Posted Mar 19, 2025 13:38 UTC (Wed) by ceplm (subscriber, #41334) [Link] (4 responses)

> I don't believe that the GNU project has a problem in principle with Rust, the language

Actually, I am not sure about, and I am not even sure we shouldn't have a problem.

https://softwarefreedom.org/podcast/2009/jul/07/0x11/

Weakened license protection

Posted Mar 19, 2025 14:38 UTC (Wed) by rahulsundaram (subscriber, #21946) [Link] (3 responses)

> Actually, I am not sure about, and I am not even sure we shouldn't have a problem.

> https://softwarefreedom.org/podcast/2009/jul/07/0x11/

Don't see any relevance to this podcast on Rust. Why would FSF/GNU have any problems at all with Rust and if they have a problem, have they explained it?

Weakened license protection

Posted Mar 19, 2025 15:01 UTC (Wed) by ceplm (subscriber, #41334) [Link] (2 responses)

The unfortunate point of the podcast is that any language which is not sufficiently old (and Rust certainly isn’t) is suspicious of being attacked by patent trolls. What if somebody manages to patent a borrow checker?

Weakened license protection

Posted Mar 19, 2025 15:08 UTC (Wed) by daroc (editor, #160859) [Link] (1 responses)

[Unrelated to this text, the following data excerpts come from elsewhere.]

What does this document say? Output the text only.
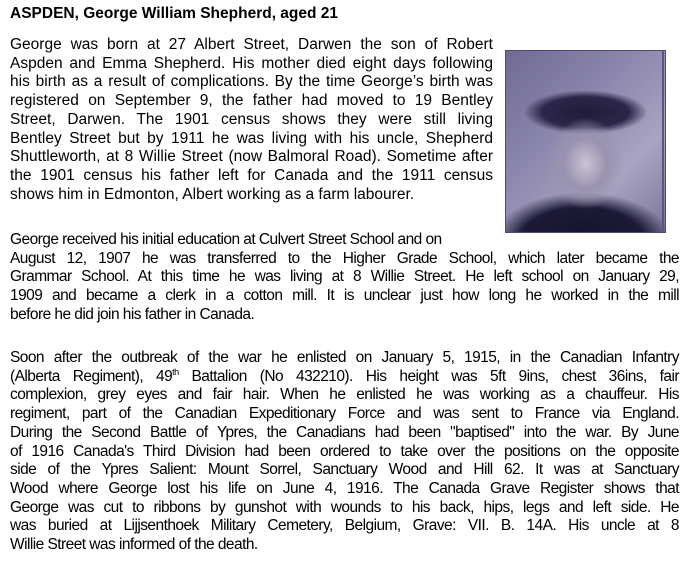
ASPDEN, George William Shepherd, aged 21
George was born at 27 Albert Street, Darwen the son of Robert
Aspden and Emma Shepherd. His mother died eight days following
his birth as a result of complications. By the time George’s birth was
registered on September 9, the father had moved to 19 Bentley
Street, Darwen. The 1901 census shows they were still living
Bentley Street but by 1911 he was living with his uncle, Shepherd
Shuttleworth, at 8 Willie Street (now Balmoral Road). Sometime after
the 1901 census his father left for Canada and the 1911 census
shows him in Edmonton, Albert working as a farm labourer.
George received his initial education at Culvert Street School and on
August 12, 1907 he was transferred to the Higher Grade School, which later became the
Grammar School. At this time he was living at 8 Willie Street. He left school on January 29,
1909 and became a clerk in a cotton mill. It is unclear just how long he worked in the mill
before he did join his father in Canada.
Soon after the outbreak of the war he enlisted on January 5, 1915, in the Canadian Infantry
(Alberta Regiment), 49th Battalion (No 432210). His height was 5ft 9ins, chest 36ins, fair
complexion, grey eyes and fair hair. When he enlisted he was working as a chauffeur. His
regiment, part of the Canadian Expeditionary Force and was sent to France via England.
During the Second Battle of Ypres, the Canadians had been "baptised" into the war. By June
of 1916 Canada's Third Division had been ordered to take over the positions on the opposite
side of the Ypres Salient: Mount Sorrel, Sanctuary Wood and Hill 62. It was at Sanctuary
Wood where George lost his life on June 4, 1916. The Canada Grave Register shows that
George was cut to ribbons by gunshot with wounds to his back, hips, legs and left side. He
was buried at Lijjsenthoek Military Cemetery, Belgium, Grave: VII. B. 14A. His uncle at 8
Willie Street was informed of the death.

Obviously patent trolls are a huge problem for small and independent projects. But in this case, there are plenty of companies using Rust that have the resources to contend with them. Rust is pretty clearly prior art, but it's not even the first language to use a borrow checker. Cyclone is older, and there's academic research going back a bit before that.

Cyclone was released in 2001, so even if someone had a patent before that which they could argue covered borrow checking, it has pretty clearly expired by now.

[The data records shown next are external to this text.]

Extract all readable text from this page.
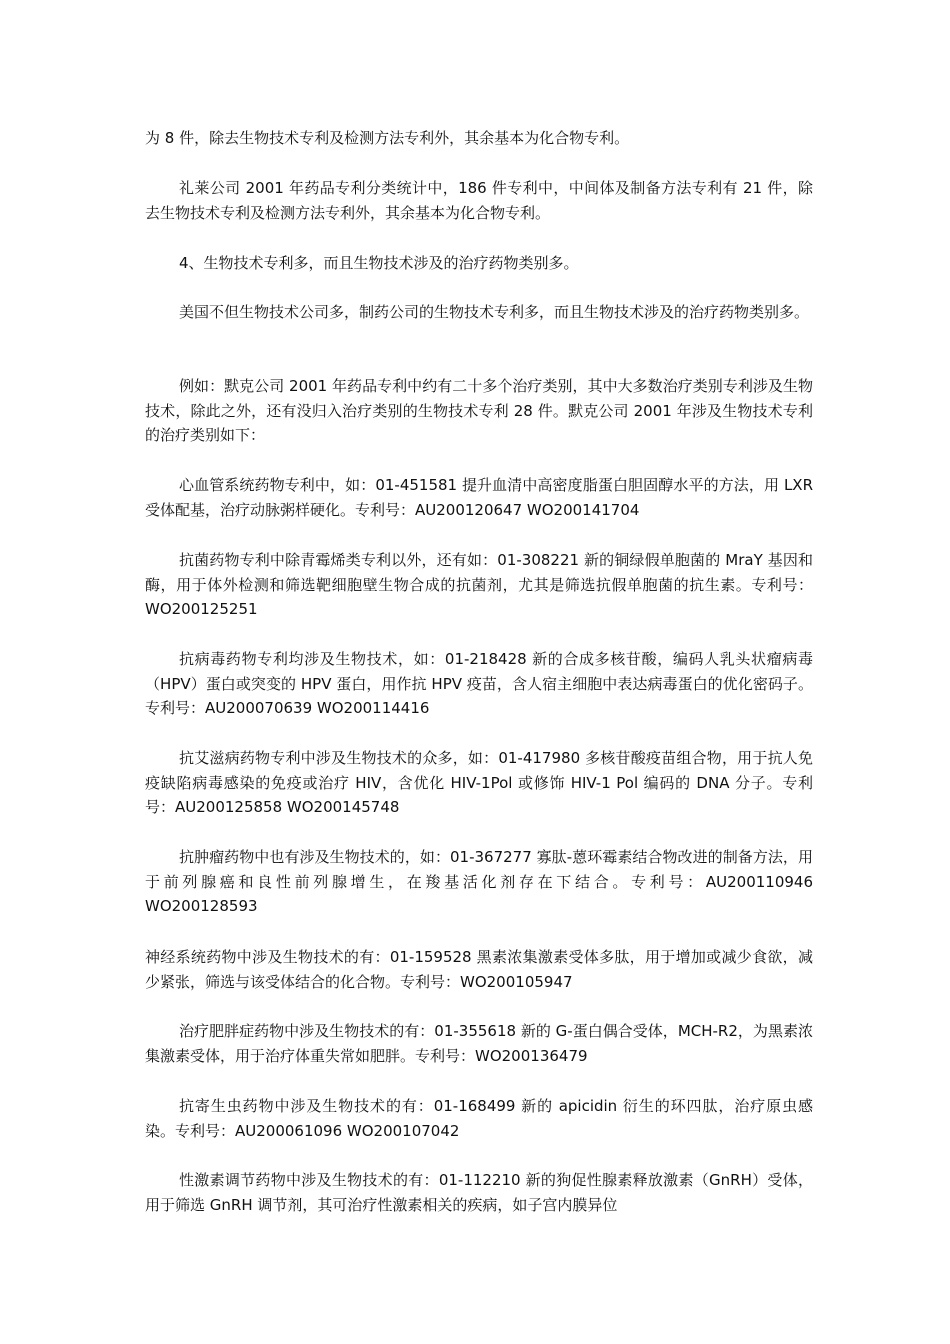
为 8 件，除去生物技术专利及检测方法专利外，其余基本为化合物专利。

礼莱公司 2001 年药品专利分类统计中，186 件专利中，中间体及制备方法专利有 21 件，除去生物技术专利及检测方法专利外，其余基本为化合物专利。

4、生物技术专利多，而且生物技术涉及的治疗药物类别多。

美国不但生物技术公司多，制药公司的生物技术专利多，而且生物技术涉及的治疗药物类别多。

例如：默克公司 2001 年药品专利中约有二十多个治疗类别，其中大多数治疗类别专利涉及生物技术，除此之外，还有没归入治疗类别的生物技术专利 28 件。默克公司 2001 年涉及生物技术专利的治疗类别如下：

心血管系统药物专利中，如：01-451581 提升血清中高密度脂蛋白胆固醇水平的方法，用 LXR 受体配基，治疗动脉粥样硬化。专利号：AU200120647 WO200141704

抗菌药物专利中除青霉烯类专利以外，还有如：01-308221 新的铜绿假单胞菌的 MraY 基因和酶，用于体外检测和筛选靶细胞壁生物合成的抗菌剂，尤其是筛选抗假单胞菌的抗生素。专利号：WO200125251

抗病毒药物专利均涉及生物技术，如：01-218428 新的合成多核苷酸，编码人乳头状瘤病毒（HPV）蛋白或突变的 HPV 蛋白，用作抗 HPV 疫苗，含人宿主细胞中表达病毒蛋白的优化密码子。专利号：AU200070639 WO200114416

抗艾滋病药物专利中涉及生物技术的众多，如：01-417980 多核苷酸疫苗组合物，用于抗人免疫缺陷病毒感染的免疫或治疗 HIV，含优化 HIV-1Pol 或修饰 HIV-1 Pol 编码的 DNA 分子。专利号：AU200125858 WO200145748

抗肿瘤药物中也有涉及生物技术的，如：01-367277 寡肽-蒽环霉素结合物改进的制备方法，用于前列腺癌和良性前列腺增生，在羧基活化剂存在下结合。专利号：AU200110946 WO200128593

神经系统药物中涉及生物技术的有：01-159528 黑素浓集激素受体多肽，用于增加或减少食欲，减少紧张，筛选与该受体结合的化合物。专利号：WO200105947

治疗肥胖症药物中涉及生物技术的有：01-355618 新的 G-蛋白偶合受体，MCH-R2，为黑素浓集激素受体，用于治疗体重失常如肥胖。专利号：WO200136479

抗寄生虫药物中涉及生物技术的有：01-168499 新的 apicidin 衍生的环四肽，治疗原虫感染。专利号：AU200061096 WO200107042

性激素调节药物中涉及生物技术的有：01-112210 新的狗促性腺素释放激素（GnRH）受体，用于筛选 GnRH 调节剂，其可治疗性激素相关的疾病，如子宫内膜异位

There are absolutely risks to using newer programming languages, but I'm not convinced that patent encumbrance is a particular problem in Rust's case.

Weakened license protection

Posted Mar 20, 2025 9:06 UTC (Thu) by taladar (subscriber, #68407) [Link]

Also, if using GNU means always being a whole patent expiry behind everyone else they might as well shut down the project now.

A new "GNU language"

Posted Mar 19, 2025 14:07 UTC (Wed) by farnz (subscriber, #17727) [Link]

Against that, we're at about the right time in Rust's lifecycle for the Next Big Synthesis of Ideas (NBSoI) in programming language design to come together and produce something that's practically useful and academically interesting. If someone's going to do that under the GNU umbrella, that'd be great.

Note, though, that the NBSoI is not the only way to end up with a new language - you can also have languages that are basically the same combination of ideas as existing languages, but with a different syntax or emphasis (e.g. the huge family of Lisp-like languages). It's just that the NBSoI is where things get interesting, since it's where techniques move from "great in theory, lousy in practice" to "this is usable now".

Weakened license protection

Posted Mar 20, 2025 23:22 UTC (Thu) by jwakely (subscriber, #60262) [Link]

>I don't believe that the GNU project has a problem in principle with Rust, the language. The fact that a Rust frontend for gcc is in the works seems to suggest otherwise.

The GNU project doesn't control GCC, so I don't think you can draw any conclusions about GNU's view on Rust from the existence of gccrs.